What are the technical considerations for ZNF367 antibody storage and handling?

Proper storage and handling of ZNF367 antibodies is critical for maintaining their functionality:

• Storage temperature: Store at -20°C for long-term storage

• Short-term storage: 2-8°C for up to one week

• Aliquoting: Divide into small aliquots to prevent freeze-thaw cycles

• Buffer composition: Typically provided in 1x PBS buffer with 0.09% sodium azide and 2% sucrose

• Safety precautions: Contains sodium azide, which is hazardous and should be handled by trained staff only

Researchers should avoid repeated freeze-thaw cycles as this can degrade antibody quality and reduce specificity and sensitivity. Following manufacturer guidelines for specific antibody formats (unconjugated, FITC-conjugated, biotin-conjugated) is essential for optimal experimental results.

How does ZNF367 function relate to aging processes?

ZNF367 has been identified as an age-regulated gene that represents a central node in gene co-regulation networks during aging. Global population aging is a major social and economic challenge, and the progressive decline in physiological functions affects all organs, including the brain. The age-related incidence of neurodegenerative diseases coincides with the decline of adult neural stem cells. ZNF367's expression decreases with age, which correlates with its role in embryonic neurogenesis . This suggests that ZNF367 may be involved in the maintenance and repair of neuronal function throughout life, opening new avenues for investigation in adult neurogenesis and potential therapeutic approaches for age-related neurodegenerative conditions.
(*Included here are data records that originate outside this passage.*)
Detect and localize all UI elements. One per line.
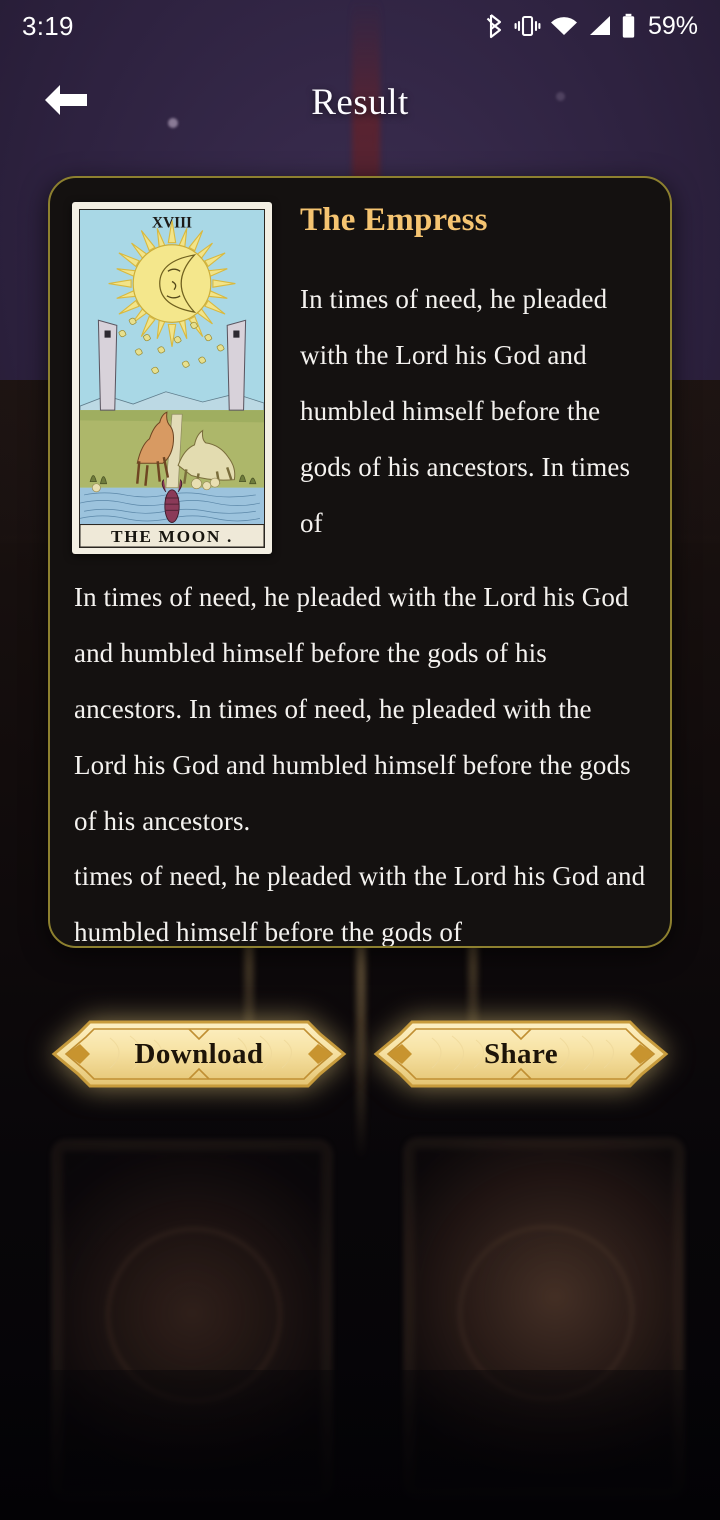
status-bar: 3:19 59%: [0, 0, 720, 52]
tarot-card-caption: THE MOON .: [111, 527, 233, 546]
status-bar-clock: 3:19: [22, 10, 74, 41]
page-title: Result: [311, 81, 409, 123]
app-header: Result: [0, 52, 720, 152]
result-scroll-area[interactable]: XVIII THE MOON . The Empress In times of…: [50, 178, 670, 948]
card-text-column: The Empress In times of need, he pleaded…: [272, 202, 648, 552]
tarot-card-numeral: XVIII: [152, 214, 192, 231]
action-button-row: Download Share: [0, 1018, 720, 1096]
card-summary-row: XVIII THE MOON . The Empress In times of…: [72, 202, 648, 554]
vibrate-icon: [514, 14, 541, 38]
wifi-icon: [550, 15, 578, 37]
share-button[interactable]: Share: [372, 1018, 670, 1090]
share-button-label: Share: [484, 1037, 558, 1070]
background-bottom-fade: [0, 1370, 720, 1520]
status-bar-icons: 59%: [486, 12, 698, 41]
bluetooth-icon: [486, 13, 505, 39]
download-button-label: Download: [134, 1037, 264, 1070]
the-moon-tarot-card: XVIII THE MOON .: [72, 202, 272, 554]
result-body-paragraph-2: times of need, he pleaded with the Lord …: [74, 861, 646, 948]
download-button[interactable]: Download: [50, 1018, 348, 1090]
result-body-paragraph: In times of need, he pleaded with the Lo…: [74, 582, 631, 836]
battery-icon: [621, 13, 636, 39]
battery-percent-label: 59%: [647, 11, 698, 40]
card-title: The Empress: [300, 202, 488, 238]
result-card-panel[interactable]: XVIII THE MOON . The Empress In times of…: [48, 176, 672, 948]
tarot-card-artwork: XVIII THE MOON .: [79, 209, 265, 548]
card-description: In times of need, he pleaded with the Lo…: [300, 284, 631, 538]
cellular-signal-icon: [587, 15, 612, 37]
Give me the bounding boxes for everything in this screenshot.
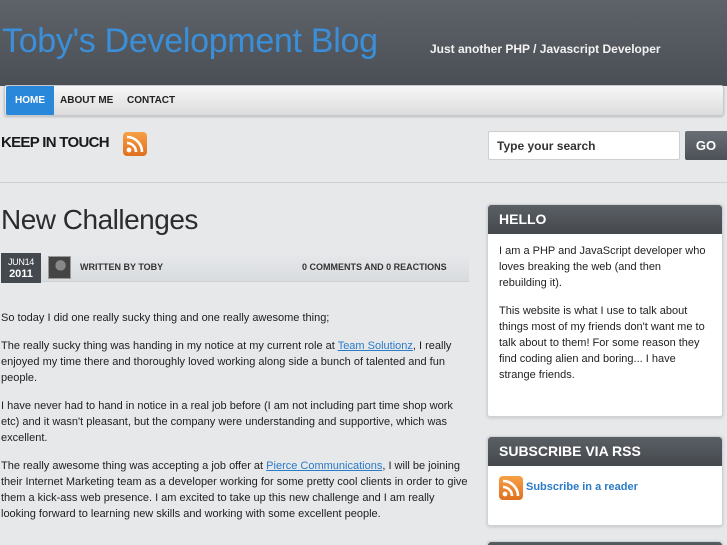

What experimental model systems are most appropriate for ZNF367 research?

Based on current research, several model systems have proven valuable for ZNF367 research:

• Xenopus laevis: Extensively used for developmental studies, allowing targeted knockdown in the CNS without affecting other tissues. The conservation of ZNF367 between human and Xenopus (66% identity at amino acid level) makes this a relevant model for functional studies .

• Human cell lines: Particularly cancer cell lines like MDA-MB-231 and SKBR3 have been used to study ZNF367's role in cancer progression .

• Neural stem/progenitor cells: Appropriate for studying ZNF367's role in neurogenesis and cell cycle regulation.

The choice of model system should be guided by the specific research question, with Xenopus being particularly useful for developmental studies and human cell lines for cancer-related research or for analyzing human-specific functions of ZNF367.